Jim Gross of Virtual Tour Club

Jim Gross

A picture is worth a thousand words… but real estate studies have proven that great photos can bring offers up to 20% higher! In a market where bids start coming in well below the appraised price of a home, it’s comforting to know that there are ways to bump up that offer.

Like the guy who recently saw a large picture of a multi-million dollar home advertised in the Los Angeles Times. Not wanting to miss out on this beautiful home he called and placed an offer sight unseen. Now I admit, that’s a little extreme, but the advertised shot of the home exterior was a high end professional sunset shot.

Not all agents have the budget to pay for top dollar professional photography on each listing, but there are still things you can do to dramatically bump up the quality of your real estate photos.:

Download and learn a good post production photo software: I think one of the best real estate products on the market is Adobe Lightroom. Adobe also offers Photoshop elements which has several great tools. There are free software downloads like GIMP. Gimp will have lots of the tools necessary to edit your pictures, although eventually you will want a program that allows you to batch process your settings to all your images and then just make individual tweaks to each picture.

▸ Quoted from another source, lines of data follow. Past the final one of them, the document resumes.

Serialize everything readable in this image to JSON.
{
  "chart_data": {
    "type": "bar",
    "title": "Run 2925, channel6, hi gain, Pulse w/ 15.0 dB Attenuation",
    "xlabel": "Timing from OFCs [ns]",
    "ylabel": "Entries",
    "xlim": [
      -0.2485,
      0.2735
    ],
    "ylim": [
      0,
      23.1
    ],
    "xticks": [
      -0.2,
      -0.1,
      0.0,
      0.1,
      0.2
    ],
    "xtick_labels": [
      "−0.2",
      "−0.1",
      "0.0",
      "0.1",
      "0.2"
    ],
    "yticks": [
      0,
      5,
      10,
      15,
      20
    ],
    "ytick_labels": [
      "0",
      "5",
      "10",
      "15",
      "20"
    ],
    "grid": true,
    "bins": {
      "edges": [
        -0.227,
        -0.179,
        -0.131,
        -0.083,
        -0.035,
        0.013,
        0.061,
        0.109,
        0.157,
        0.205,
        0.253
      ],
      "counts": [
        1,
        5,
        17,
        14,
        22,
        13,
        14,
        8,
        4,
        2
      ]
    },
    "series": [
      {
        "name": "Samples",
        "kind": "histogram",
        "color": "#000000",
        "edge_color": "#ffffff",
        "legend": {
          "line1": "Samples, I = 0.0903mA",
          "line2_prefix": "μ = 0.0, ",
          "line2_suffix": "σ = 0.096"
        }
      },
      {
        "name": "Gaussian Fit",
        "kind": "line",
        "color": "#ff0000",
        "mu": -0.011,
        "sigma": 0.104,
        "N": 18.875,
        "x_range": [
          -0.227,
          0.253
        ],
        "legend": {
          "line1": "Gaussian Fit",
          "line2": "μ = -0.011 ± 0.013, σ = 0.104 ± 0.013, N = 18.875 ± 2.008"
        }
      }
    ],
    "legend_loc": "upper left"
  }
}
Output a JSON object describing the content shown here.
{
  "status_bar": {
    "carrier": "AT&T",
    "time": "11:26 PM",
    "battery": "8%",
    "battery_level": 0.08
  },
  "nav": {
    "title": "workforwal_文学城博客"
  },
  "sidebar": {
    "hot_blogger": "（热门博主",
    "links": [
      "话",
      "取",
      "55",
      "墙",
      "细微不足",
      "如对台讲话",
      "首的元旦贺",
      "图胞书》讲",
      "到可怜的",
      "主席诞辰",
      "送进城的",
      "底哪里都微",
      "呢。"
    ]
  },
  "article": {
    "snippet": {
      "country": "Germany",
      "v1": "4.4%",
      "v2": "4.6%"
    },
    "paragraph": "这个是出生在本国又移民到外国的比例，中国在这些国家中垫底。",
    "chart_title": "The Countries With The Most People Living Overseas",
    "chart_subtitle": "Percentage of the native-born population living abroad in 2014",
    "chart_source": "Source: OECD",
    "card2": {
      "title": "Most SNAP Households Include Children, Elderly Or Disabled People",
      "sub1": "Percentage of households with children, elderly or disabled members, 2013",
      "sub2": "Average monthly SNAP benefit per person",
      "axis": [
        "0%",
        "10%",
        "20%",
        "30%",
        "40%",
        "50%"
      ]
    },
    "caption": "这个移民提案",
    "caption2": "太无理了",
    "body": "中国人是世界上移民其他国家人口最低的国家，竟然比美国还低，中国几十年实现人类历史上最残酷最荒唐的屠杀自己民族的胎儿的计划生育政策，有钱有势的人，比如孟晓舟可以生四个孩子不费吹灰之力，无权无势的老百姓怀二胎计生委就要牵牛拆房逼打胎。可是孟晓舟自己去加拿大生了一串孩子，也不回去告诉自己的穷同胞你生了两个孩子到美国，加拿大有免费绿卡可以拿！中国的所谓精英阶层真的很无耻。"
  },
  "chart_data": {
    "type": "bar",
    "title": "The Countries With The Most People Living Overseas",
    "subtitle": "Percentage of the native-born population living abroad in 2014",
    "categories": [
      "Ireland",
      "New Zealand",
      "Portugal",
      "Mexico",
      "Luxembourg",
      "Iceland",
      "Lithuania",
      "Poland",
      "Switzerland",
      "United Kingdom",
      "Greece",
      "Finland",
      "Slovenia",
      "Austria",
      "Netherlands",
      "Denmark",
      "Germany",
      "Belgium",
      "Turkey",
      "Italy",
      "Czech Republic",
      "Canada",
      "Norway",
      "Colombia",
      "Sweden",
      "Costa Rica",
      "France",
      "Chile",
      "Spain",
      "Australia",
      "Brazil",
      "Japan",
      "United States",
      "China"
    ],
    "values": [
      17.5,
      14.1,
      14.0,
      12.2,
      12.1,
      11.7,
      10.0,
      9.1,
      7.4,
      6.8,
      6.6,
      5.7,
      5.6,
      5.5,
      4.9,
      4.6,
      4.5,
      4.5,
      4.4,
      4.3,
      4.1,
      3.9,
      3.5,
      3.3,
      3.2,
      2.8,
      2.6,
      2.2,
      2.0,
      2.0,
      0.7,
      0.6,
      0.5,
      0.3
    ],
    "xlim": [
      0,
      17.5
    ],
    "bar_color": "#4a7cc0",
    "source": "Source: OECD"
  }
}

Brighten: This is hands down the most important. Photographers that shoot into a bright window will generally end up with a dark room. Bring the shadows or fill light up first. If you do not have those tools, lastly use brighten.

Crop: Often the sides of a picture are not necessary. Experiment with this feature. With bedrooms, when not using a wide-angle lense you will need to stand far back at the corner of the room and catch as much as you can.

Rotate: Unless you are using a tripod with a level (which you can get a home depot for a few bucks), you will need to rely heavily on rotating your pictures to make them straight. Dark, crooked images are the worst, and we see them a lot with agent taken photos, so use post production software unless you have hired a pro photographer for the job.

Color balance: This is the other big one. Cameras get fooled by light and often distort the colors within a house. If you have a white balance control you can set that control for each picture, otherwise use a color balance control.  The main three color balance controls will involve; Cyan-Red; Magenta-Green; Yellow-Blue.

Clone Tool: This is a handy tool to learn in-case you catch your reflection in a mirror, window or glass door. GIMP, the free online software has a clone tool. It is standard with Photoshop.

So in closing, use post production to make your pictures stand out among the crowd online or in print – it will make a huge difference.